What a difference a few months can make.

Macy’s (NYSE: M), the country’s second-largest department store chain, said it would beat analysts' estimates for profit through January 2015. In a statement, the company forecast profits per share of $4.40 to $4.50.

According to Bloomberg, the average of 19 analysts’ estimates came in at $4.36.

As recently as August, the company was in the midst of efforts to counter what CFO Karen Hoguet called consumers “choosing to make purchases in non-department store categories.” Hoguet’s remarks were made in the wake of a Q2 1.6 percent decline in transactions.

Now the picture is quite different.

Some might say Macy’s was doing what it said it would do, cut costs and redirect consumer spending.

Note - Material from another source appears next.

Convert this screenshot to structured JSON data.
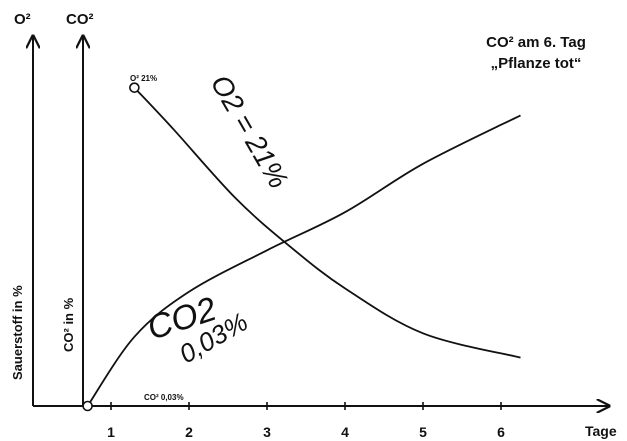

Macy’s chief executive officer, Terry Lundgren has managed the redirection by giving lower-level managers more flexibility and by adding more competitively priced merchandise to stores.

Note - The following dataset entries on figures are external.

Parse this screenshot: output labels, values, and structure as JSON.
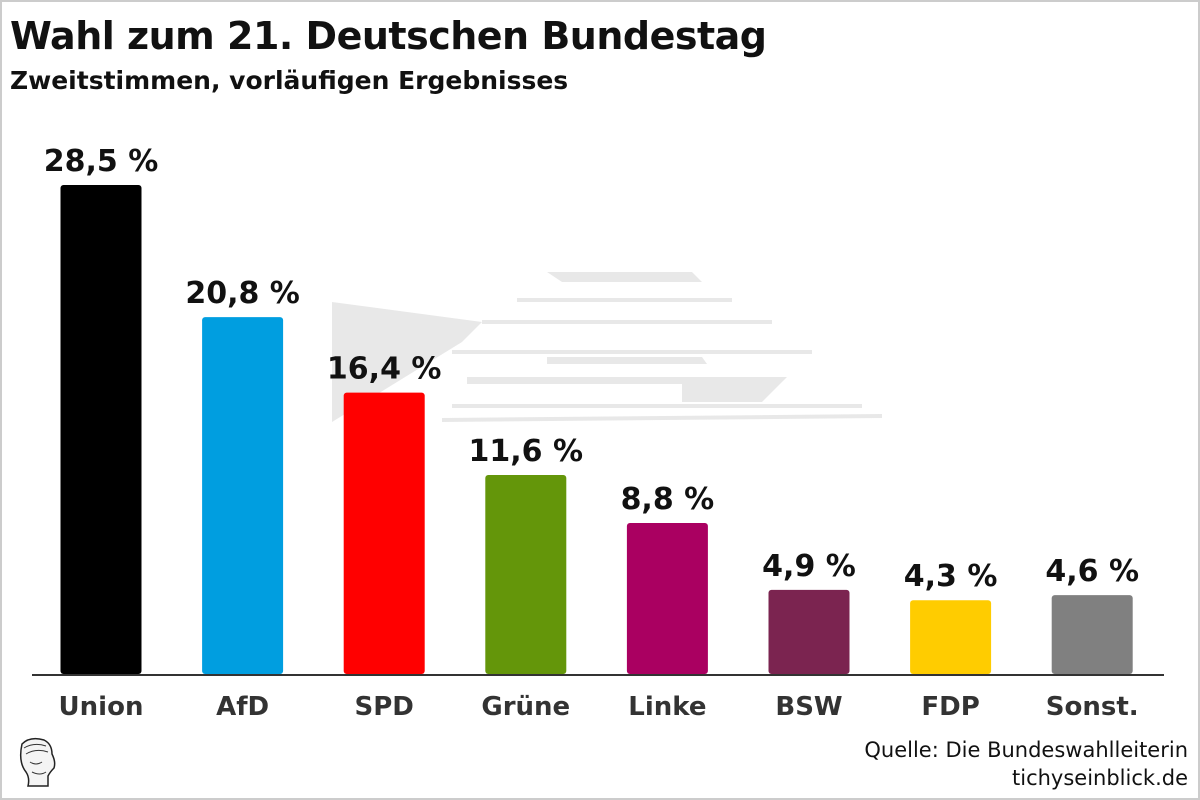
{
  "header": {
    "title": "Wahl zum 21. Deutschen Bundestag",
    "subtitle": "Zweitstimmen, vorläufigen Ergebnisses"
  },
  "footer": {
    "source": "Quelle: Die Bundeswahlleiterin",
    "site": "tichyseinblick.de",
    "logo_icon": "hermes-head-logo-icon"
  },
  "chart_data": {
    "type": "bar",
    "title": "Wahl zum 21. Deutschen Bundestag",
    "subtitle": "Zweitstimmen, vorläufigen Ergebnisses",
    "xlabel": "",
    "ylabel": "",
    "ylim": [
      0,
      28.5
    ],
    "grid": false,
    "categories": [
      "Union",
      "AfD",
      "SPD",
      "Grüne",
      "Linke",
      "BSW",
      "FDP",
      "Sonst."
    ],
    "values": [
      28.5,
      20.8,
      16.4,
      11.6,
      8.8,
      4.9,
      4.3,
      4.6
    ],
    "labels": [
      "28,5 %",
      "20,8 %",
      "16,4 %",
      "11,6 %",
      "8,8 %",
      "4,9 %",
      "4,3 %",
      "4,6 %"
    ],
    "colors": [
      "#000000",
      "#009ee0",
      "#ff0000",
      "#64960a",
      "#aa0061",
      "#7b2450",
      "#ffcc00",
      "#808080"
    ]
  }
}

In addition, in an effort to save nearly $100 million a year, the company said it would cut about 2,500 jobs and initiate some other cost savings measures moving forward.

Related: Macy's Will Ramp Up Marketing To Counter Slow Sales

Putting more efforts into integrating online and in-store sales has also helped. Richard Jaffe at Stifel Financial Corp. told Bloomberg, “They are running a good business and hats off.” Stifel has a Buy rating on Macy’s.

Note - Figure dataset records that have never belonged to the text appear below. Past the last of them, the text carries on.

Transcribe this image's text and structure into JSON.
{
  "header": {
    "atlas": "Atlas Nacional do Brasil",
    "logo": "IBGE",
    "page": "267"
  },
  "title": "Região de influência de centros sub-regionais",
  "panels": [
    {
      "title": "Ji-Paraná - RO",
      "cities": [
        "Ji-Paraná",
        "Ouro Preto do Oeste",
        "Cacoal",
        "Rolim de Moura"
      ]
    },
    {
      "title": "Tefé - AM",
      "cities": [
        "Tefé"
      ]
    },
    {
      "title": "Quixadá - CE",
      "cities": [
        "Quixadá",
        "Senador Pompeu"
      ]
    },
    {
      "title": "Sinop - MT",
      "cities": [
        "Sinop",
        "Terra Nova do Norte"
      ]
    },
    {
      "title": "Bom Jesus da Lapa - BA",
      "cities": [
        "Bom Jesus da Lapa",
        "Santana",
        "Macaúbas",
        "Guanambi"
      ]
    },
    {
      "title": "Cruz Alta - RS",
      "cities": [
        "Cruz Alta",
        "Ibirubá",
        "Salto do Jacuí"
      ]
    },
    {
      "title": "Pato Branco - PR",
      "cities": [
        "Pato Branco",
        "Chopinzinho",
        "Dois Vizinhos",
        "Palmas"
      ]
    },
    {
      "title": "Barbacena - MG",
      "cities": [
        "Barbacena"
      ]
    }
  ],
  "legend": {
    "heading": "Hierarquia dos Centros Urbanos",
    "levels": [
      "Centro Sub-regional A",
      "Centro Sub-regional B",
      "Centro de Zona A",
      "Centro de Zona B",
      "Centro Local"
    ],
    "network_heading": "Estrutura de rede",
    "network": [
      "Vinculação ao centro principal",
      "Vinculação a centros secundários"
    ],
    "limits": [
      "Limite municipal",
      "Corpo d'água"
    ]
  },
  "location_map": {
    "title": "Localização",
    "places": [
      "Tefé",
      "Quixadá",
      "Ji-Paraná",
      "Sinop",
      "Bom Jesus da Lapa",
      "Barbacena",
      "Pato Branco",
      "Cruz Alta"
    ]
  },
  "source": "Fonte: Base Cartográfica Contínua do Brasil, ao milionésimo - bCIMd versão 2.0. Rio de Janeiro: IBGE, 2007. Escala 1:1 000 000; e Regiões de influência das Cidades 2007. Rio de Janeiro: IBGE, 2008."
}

The layoffs came as somewhat of a surprise, but were all part of an overall plan to consolidate regional management and restructure staff.

In a statement Lundgren said, "[W]e have identified some specific areas where we can improve our efficiency without compromising our effectiveness in serving the evolving needs of our customers."

This led Gilford Securities analyst Bernie Sosnick to say, "The end result is extremely favorable, proactive, what you'd expect from a heads up management such as Macy's."

The company said that following the cuts, consolidations, and the closing of five stores, it would retain appropriately 175,000 associates in 844 stores. In addition, Macy’s said it would continue with plans to open eight new locations in the future.

Looking at the big picture, CEO Lundgren said, “Our company has significantly increased sales and profitability over the past four years, and we have created a culture of growth at Macy’s.” He added, “We began five years ago with a set of business strategies that were largely untested by a national retailer of our size and scope. As the success of these strategies has unfolded, we have identified some specific areas where we can improve our efficiency without compromising our effectiveness in serving the evolving needs of our customers.”

Following announcement of the planned layoffs, Macy’s shares rose 6 percent in after-hours trading Wednesday.

At the time of this writing, Jim Probasco had no position in any mentioned securities.